Json.Decode.oneOf allows you to specify a list of possible decoders. It will go through the list in order and use the first one that can successfully decode the JSON. Finally we can write a userDecoder that looks like:

userDecoder : Decoder User
userDecoder =
  JD.oneOf [signedInDecoder, guestDecoder]

There are some gotchas around this technique. Order is really important and your different JSONs must have different shapes. For example:

JD.oneOf [guestDecoder, signedInDecoder]

will always decode a guest. This is because guestDecoder cannot fail so oneOf will never attempt other decoders after it.

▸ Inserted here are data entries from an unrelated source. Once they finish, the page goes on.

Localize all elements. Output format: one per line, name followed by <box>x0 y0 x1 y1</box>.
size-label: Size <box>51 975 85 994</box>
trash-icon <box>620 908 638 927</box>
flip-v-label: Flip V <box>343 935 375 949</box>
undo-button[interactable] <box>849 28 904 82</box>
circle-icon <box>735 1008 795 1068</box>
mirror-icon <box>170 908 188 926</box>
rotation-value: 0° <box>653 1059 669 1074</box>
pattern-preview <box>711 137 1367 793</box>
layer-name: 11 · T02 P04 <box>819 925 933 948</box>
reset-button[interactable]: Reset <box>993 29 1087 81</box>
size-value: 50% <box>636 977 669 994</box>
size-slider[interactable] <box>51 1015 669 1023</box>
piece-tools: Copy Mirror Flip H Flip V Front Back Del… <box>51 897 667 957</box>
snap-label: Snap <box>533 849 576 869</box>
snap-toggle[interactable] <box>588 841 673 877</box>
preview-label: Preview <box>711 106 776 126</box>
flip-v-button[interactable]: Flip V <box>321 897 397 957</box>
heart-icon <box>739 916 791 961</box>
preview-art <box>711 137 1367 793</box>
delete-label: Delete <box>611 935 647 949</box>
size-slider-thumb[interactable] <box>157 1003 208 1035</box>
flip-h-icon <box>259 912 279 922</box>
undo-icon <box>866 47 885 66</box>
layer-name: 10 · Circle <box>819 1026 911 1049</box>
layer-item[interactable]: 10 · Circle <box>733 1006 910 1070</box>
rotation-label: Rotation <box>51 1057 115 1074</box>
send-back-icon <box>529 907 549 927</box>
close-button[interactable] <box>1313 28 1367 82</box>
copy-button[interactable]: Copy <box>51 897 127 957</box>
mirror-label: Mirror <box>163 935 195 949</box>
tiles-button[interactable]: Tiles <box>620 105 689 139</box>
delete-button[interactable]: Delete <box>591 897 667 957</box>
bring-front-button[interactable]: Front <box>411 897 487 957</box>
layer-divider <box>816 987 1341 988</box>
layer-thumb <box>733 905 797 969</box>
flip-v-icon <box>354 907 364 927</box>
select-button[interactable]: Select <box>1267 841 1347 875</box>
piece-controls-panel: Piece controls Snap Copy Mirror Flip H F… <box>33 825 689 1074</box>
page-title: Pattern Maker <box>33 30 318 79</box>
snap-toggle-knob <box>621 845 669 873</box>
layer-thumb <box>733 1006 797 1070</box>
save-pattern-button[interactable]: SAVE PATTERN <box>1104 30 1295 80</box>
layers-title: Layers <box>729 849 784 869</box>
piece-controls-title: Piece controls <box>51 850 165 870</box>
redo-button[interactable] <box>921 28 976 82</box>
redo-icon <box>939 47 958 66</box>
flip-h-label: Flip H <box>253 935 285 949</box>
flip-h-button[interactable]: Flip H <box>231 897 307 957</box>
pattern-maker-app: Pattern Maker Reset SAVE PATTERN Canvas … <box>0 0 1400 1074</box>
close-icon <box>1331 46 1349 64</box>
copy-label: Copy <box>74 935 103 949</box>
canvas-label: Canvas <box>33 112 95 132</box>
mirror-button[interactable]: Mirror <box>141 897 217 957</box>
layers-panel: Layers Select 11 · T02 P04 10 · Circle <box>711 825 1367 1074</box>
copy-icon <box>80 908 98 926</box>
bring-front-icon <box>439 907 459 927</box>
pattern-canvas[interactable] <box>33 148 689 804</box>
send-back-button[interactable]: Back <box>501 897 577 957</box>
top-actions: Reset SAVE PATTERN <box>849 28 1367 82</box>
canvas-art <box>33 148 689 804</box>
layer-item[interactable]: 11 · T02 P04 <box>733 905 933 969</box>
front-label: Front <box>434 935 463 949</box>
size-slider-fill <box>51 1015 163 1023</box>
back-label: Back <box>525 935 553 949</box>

If your JSON always has the same shape but depending on some of the values you want to decode differently, you’ll need to use a different approach based on Json.Decode.andThen.

See it in action in Ellie

5 - Conditional decoding based on a field

Say you have two kinds of users but the JSON payload have the same shape:

{ "role": "admin"
, "email": "admin@example.com"


{ "role": "regular"
, "email": "regular@example.com"

We could model this in Elm as:

type User = Admin String | RegularUser String

Again, we start by writing decoders for each case:

adminDecoder : Decoder User
adminDecoder =
  JD.map Admin (JD.field "email" JD.string)

regularUserDecoder : Decoder User
regularUserDecoder =
  JD.map RegularUser (JD.field "email" JD.string)

The JSON for both of these would have the same shape so we can’t use oneOf. Instead, we’ll have to decode based on the values of some of the fields in the JSON. In this particular case, the backend team have helpfully added a role field to the JSON that will be either "regular" or "admin":

userFromType : String -> Decoder User
userFromType string =
  case string of
    "regular" -> regularUserDecoder
    "admin" -> adminDecoder
    _ -> JD.fail ("Invalid user type: " ++ string)

userDecoder : Decoder User
userDecoder =
  JD.field "role" JD.string
    |> JD.andThen userFromType

See it in action in Ellie.

General tips

When you need a different decoder depending on context, start with the smallest pieces by writing a small decoder for each case.

Once you have decoders for each case, look to see how you will know which decoder to pick. Write a function that picks the right decoder based on your decision.

Finally, put it all together using functions like JD.andThen.